Given two equivalence relations ≈ and ≈' that occur naturally in disparate mathematical contexts, often one can “nicely” (i.e., uniformly, via a Borel function) convert questions about ≈ into questions that ≈' can answer. Invariant descriptive set theory examines and compares equivalence relations from this viewpoint, thereby in Gao’s words, “making new connections between mathematical fields.”
This book, which grew out of lecture notes from a short course that the author gave as a visitor at the University of Notre Dame in 2005, was written to serve as a graduate text. Accordingly, Gao supplies necessary background material, detailed proofs, and plenty of exercises. In 2000, Greg Hjorth had also taught a short course in this area while a visitor at Notre Dame.
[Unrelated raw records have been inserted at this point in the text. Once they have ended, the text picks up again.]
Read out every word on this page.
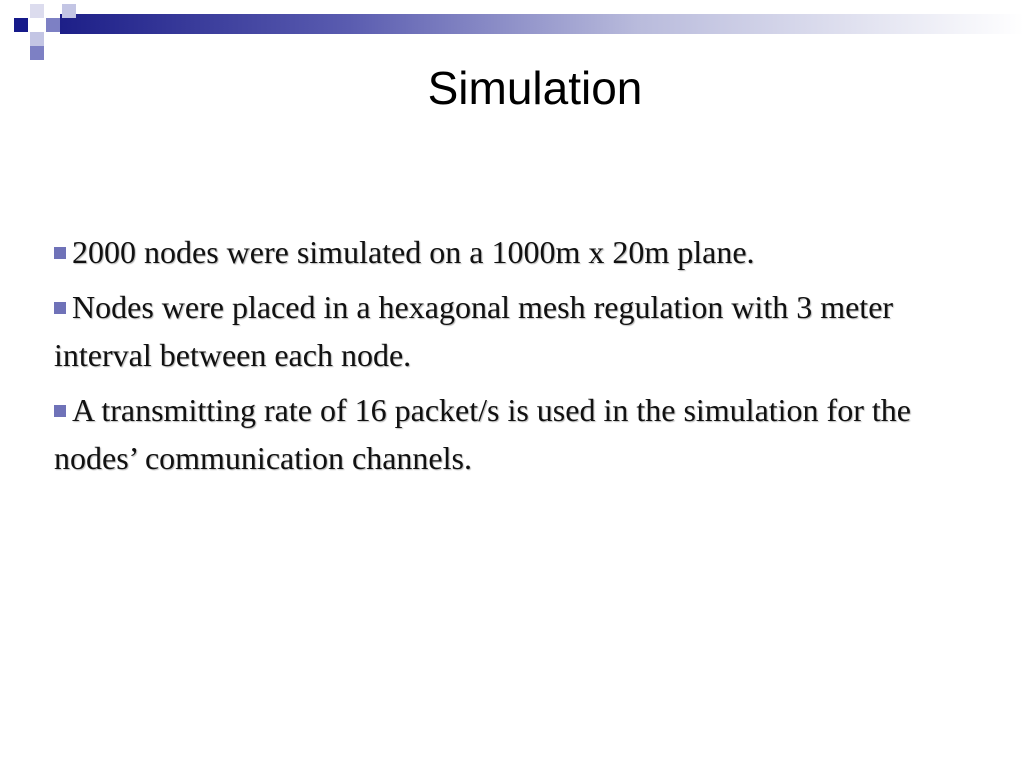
Simulation
2000 nodes were simulated on a 1000m x 20m plane.
Nodes were placed in a hexagonal mesh regulation with 3 meter interval between each node.
A transmitting rate of 16 packet/s is used in the simulation for the nodes’ communication channels.
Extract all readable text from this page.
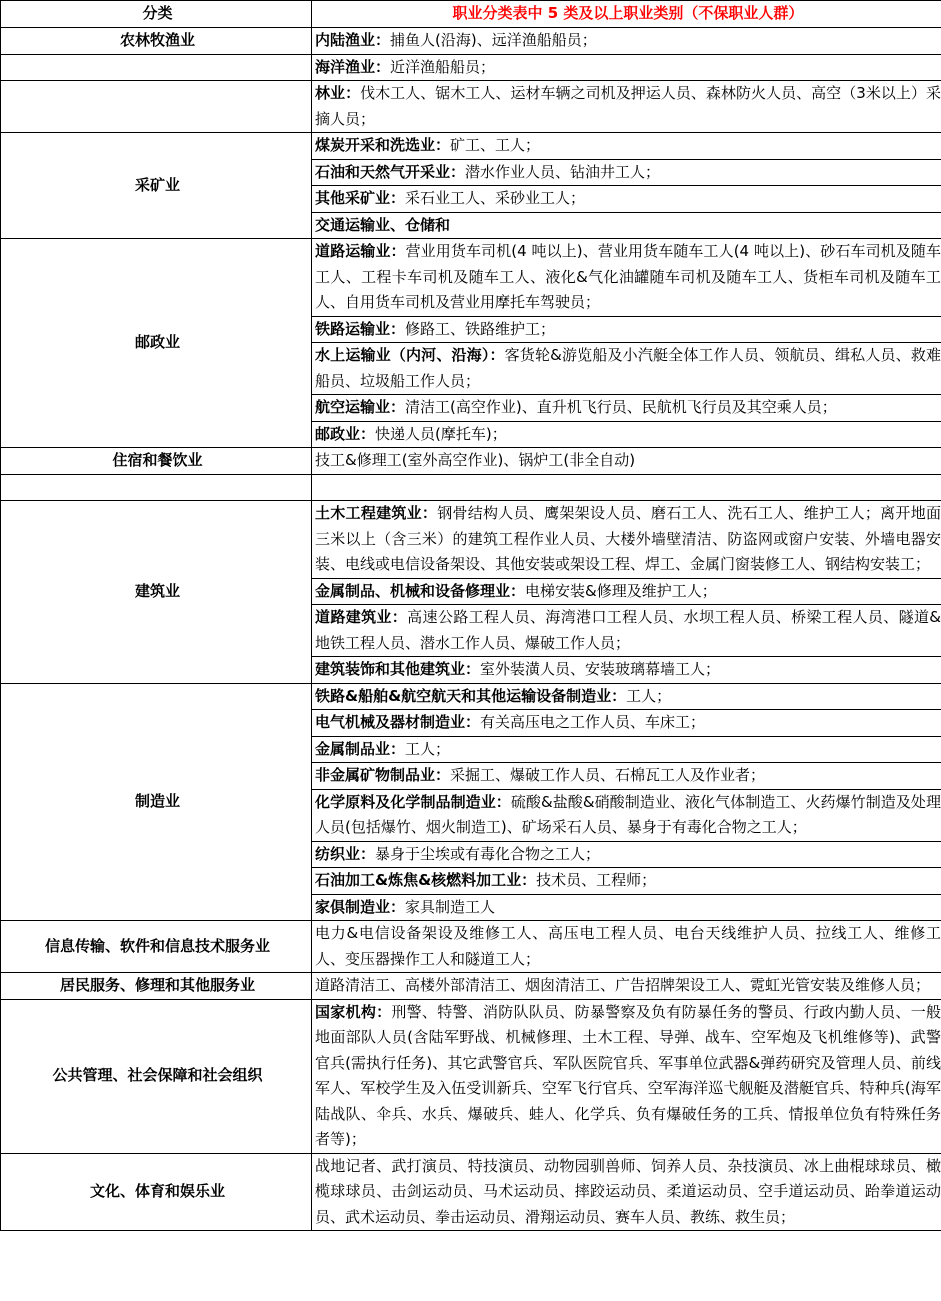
分类	职业分类表中 5 类及以上职业类别（不保职业人群）
农林牧渔业	内陆渔业：捕鱼人(沿海)、远洋渔船船员；
	海洋渔业：近洋渔船船员；
	林业：伐木工人、锯木工人、运材车辆之司机及押运人员、森林防火人员、高空（3米以上）采摘人员；
采矿业	煤炭开采和洗选业：矿工、工人；
	石油和天然气开采业：潜水作业人员、钻油井工人；
	其他采矿业：采石业工人、采砂业工人；
	交通运输业、仓储和
邮政业	道路运输业：营业用货车司机(4 吨以上)、营业用货车随车工人(4 吨以上)、砂石车司机及随车工人、工程卡车司机及随车工人、液化&气化油罐随车司机及随车工人、货柜车司机及随车工人、自用货车司机及营业用摩托车驾驶员；
	铁路运输业：修路工、铁路维护工；
	水上运输业（内河、沿海）：客货轮&游览船及小汽艇全体工作人员、领航员、缉私人员、救难船员、垃圾船工作人员；
	航空运输业：清洁工(高空作业)、直升机飞行员、民航机飞行员及其空乘人员；
	邮政业：快递人员(摩托车)；
住宿和餐饮业	技工&修理工(室外高空作业)、锅炉工(非全自动)

建筑业	土木工程建筑业：钢骨结构人员、鹰架架设人员、磨石工人、洗石工人、维护工人；离开地面三米以上（含三米）的建筑工程作业人员、大楼外墙壁清洁、防盗网或窗户安装、外墙电器安装、电线或电信设备架设、其他安装或架设工程、焊工、金属门窗装修工人、钢结构安装工；
	金属制品、机械和设备修理业：电梯安装&修理及维护工人；
	道路建筑业：高速公路工程人员、海湾港口工程人员、水坝工程人员、桥梁工程人员、隧道&地铁工程人员、潜水工作人员、爆破工作人员；
	建筑装饰和其他建筑业：室外装潢人员、安装玻璃幕墙工人；
制造业	铁路&船舶&航空航天和其他运输设备制造业：工人；
	电气机械及器材制造业：有关高压电之工作人员、车床工；
	金属制品业：工人；
	非金属矿物制品业：采掘工、爆破工作人员、石棉瓦工人及作业者；
	化学原料及化学制品制造业：硫酸&盐酸&硝酸制造业、液化气体制造工、火药爆竹制造及处理人员(包括爆竹、烟火制造工)、矿场采石人员、暴身于有毒化合物之工人；
	纺织业：暴身于尘埃或有毒化合物之工人；
	石油加工&炼焦&核燃料加工业：技术员、工程师；
	家俱制造业：家具制造工人
信息传输、软件和信息技术服务业	电力&电信设备架设及维修工人、高压电工程人员、电台天线维护人员、拉线工人、维修工人、变压器操作工人和隧道工人；
居民服务、修理和其他服务业	道路清洁工、高楼外部清洁工、烟囱清洁工、广告招牌架设工人、霓虹光管安装及维修人员；
公共管理、社会保障和社会组织	国家机构：刑警、特警、消防队队员、防暴警察及负有防暴任务的警员、行政内勤人员、一般地面部队人员(含陆军野战、机械修理、土木工程、导弹、战车、空军炮及飞机维修等)、武警官兵(需执行任务)、其它武警官兵、军队医院官兵、军事单位武器&弹药研究及管理人员、前线军人、军校学生及入伍受训新兵、空军飞行官兵、空军海洋巡弋舰艇及潜艇官兵、特种兵(海军陆战队、伞兵、水兵、爆破兵、蛙人、化学兵、负有爆破任务的工兵、情报单位负有特殊任务者等)；
文化、体育和娱乐业	战地记者、武打演员、特技演员、动物园驯兽师、饲养人员、杂技演员、冰上曲棍球球员、橄榄球球员、击剑运动员、马术运动员、摔跤运动员、柔道运动员、空手道运动员、跆拳道运动员、武术运动员、拳击运动员、滑翔运动员、赛车人员、教练、救生员；
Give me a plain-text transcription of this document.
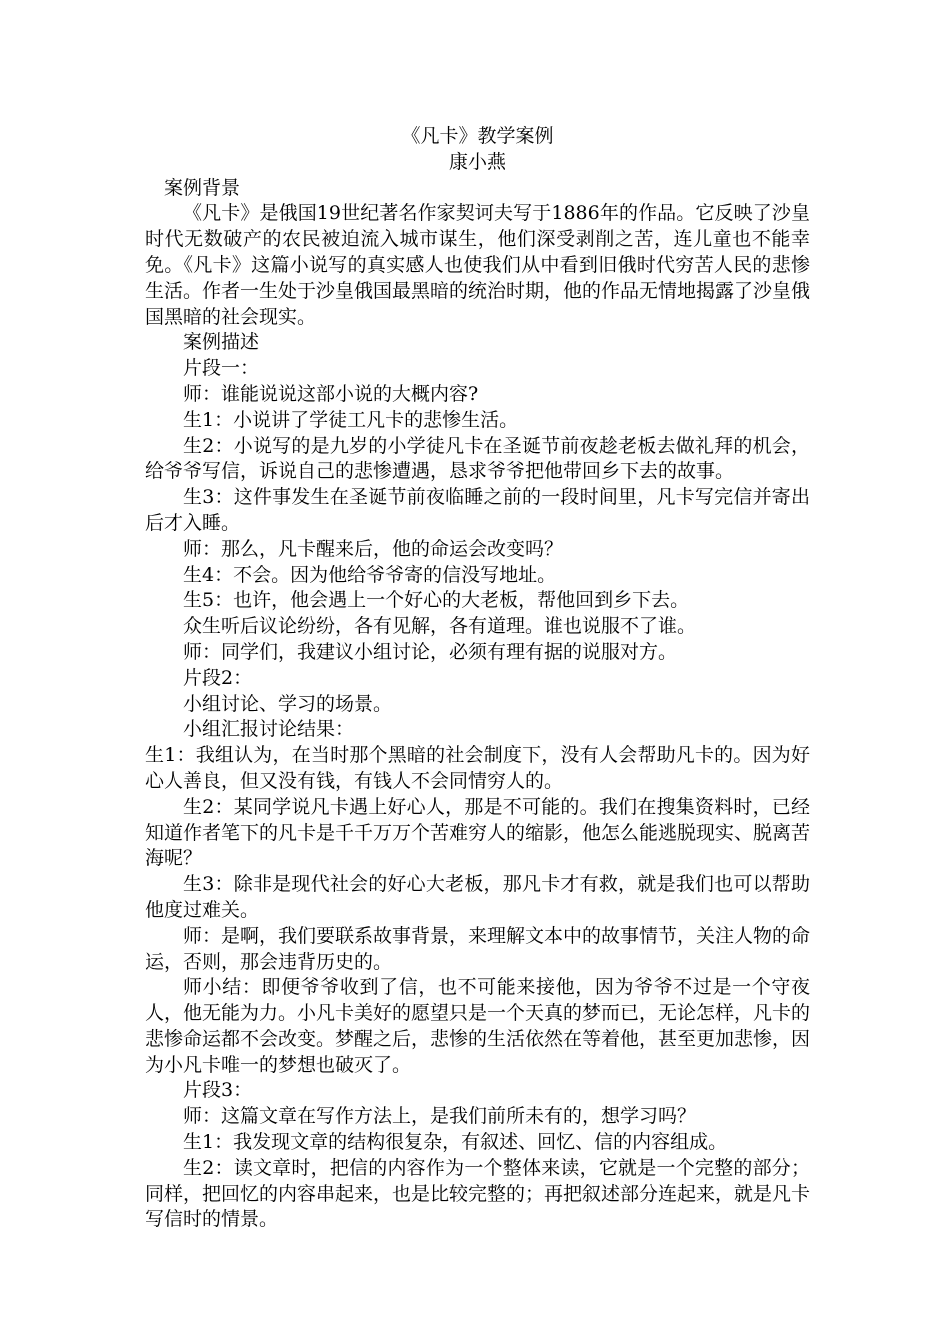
《凡卡》教学案例

康小燕

案例背景

《凡卡》是俄国19世纪著名作家契诃夫写于1886年的作品。它反映了沙皇时代无数破产的农民被迫流入城市谋生，他们深受剥削之苦，连儿童也不能幸免。《凡卡》这篇小说写的真实感人也使我们从中看到旧俄时代穷苦人民的悲惨生活。作者一生处于沙皇俄国最黑暗的统治时期，他的作品无情地揭露了沙皇俄国黑暗的社会现实。

案例描述

片段一：

师：谁能说说这部小说的大概内容?

生1：小说讲了学徒工凡卡的悲惨生活。

生2：小说写的是九岁的小学徒凡卡在圣诞节前夜趁老板去做礼拜的机会，给爷爷写信，诉说自己的悲惨遭遇，恳求爷爷把他带回乡下去的故事。

生3：这件事发生在圣诞节前夜临睡之前的一段时间里，凡卡写完信并寄出后才入睡。

师：那么，凡卡醒来后，他的命运会改变吗？

生4：不会。因为他给爷爷寄的信没写地址。

生5：也许，他会遇上一个好心的大老板，帮他回到乡下去。

众生听后议论纷纷，各有见解，各有道理。谁也说服不了谁。

师：同学们，我建议小组讨论，必须有理有据的说服对方。

片段2：

小组讨论、学习的场景。

小组汇报讨论结果：

生1：我组认为，在当时那个黑暗的社会制度下，没有人会帮助凡卡的。因为好心人善良，但又没有钱，有钱人不会同情穷人的。

生2：某同学说凡卡遇上好心人，那是不可能的。我们在搜集资料时，已经知道作者笔下的凡卡是千千万万个苦难穷人的缩影，他怎么能逃脱现实、脱离苦海呢？

生3：除非是现代社会的好心大老板，那凡卡才有救，就是我们也可以帮助他度过难关。

师：是啊，我们要联系故事背景，来理解文本中的故事情节，关注人物的命运，否则，那会违背历史的。

师小结：即便爷爷收到了信，也不可能来接他，因为爷爷不过是一个守夜人，他无能为力。小凡卡美好的愿望只是一个天真的梦而已，无论怎样，凡卡的悲惨命运都不会改变。梦醒之后，悲惨的生活依然在等着他，甚至更加悲惨，因为小凡卡唯一的梦想也破灭了。

片段3：

师：这篇文章在写作方法上，是我们前所未有的，想学习吗？

生1：我发现文章的结构很复杂，有叙述、回忆、信的内容组成。

生2：读文章时，把信的内容作为一个整体来读，它就是一个完整的部分；同样，把回忆的内容串起来，也是比较完整的；再把叙述部分连起来，就是凡卡写信时的情景。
Hjorth’s lecture notes evolved into a 43-page tutorial “Countable Models and the Theory of Borel Equivalence Relations,” one quarter of the compilation The Notre Dame Lectures [1].
Working on a larger canvas, Gao gets to develop the subject in more breadth and depth, as well as in a more leisurely fashion. On the other hand, Hjorth’s relative compactness sometimes helps make the forest more easily visible for the trees. Together, the two presentations make nice companion pieces, each in its own way providing a helpful and readable introduction to a young and developing area of research.
References
[1] The Notre Dame Lectures, ed. Peter Cholak. Lecture Notes in Logic 18, Association for Symbolic Logic/A K Peters, 2005.
Leon Harkleroad did his graduate work in computability theory at Notre Dame. He is glad that mathematical logic is flourishing there even more energetically than during his student days, which is more than can be said for football.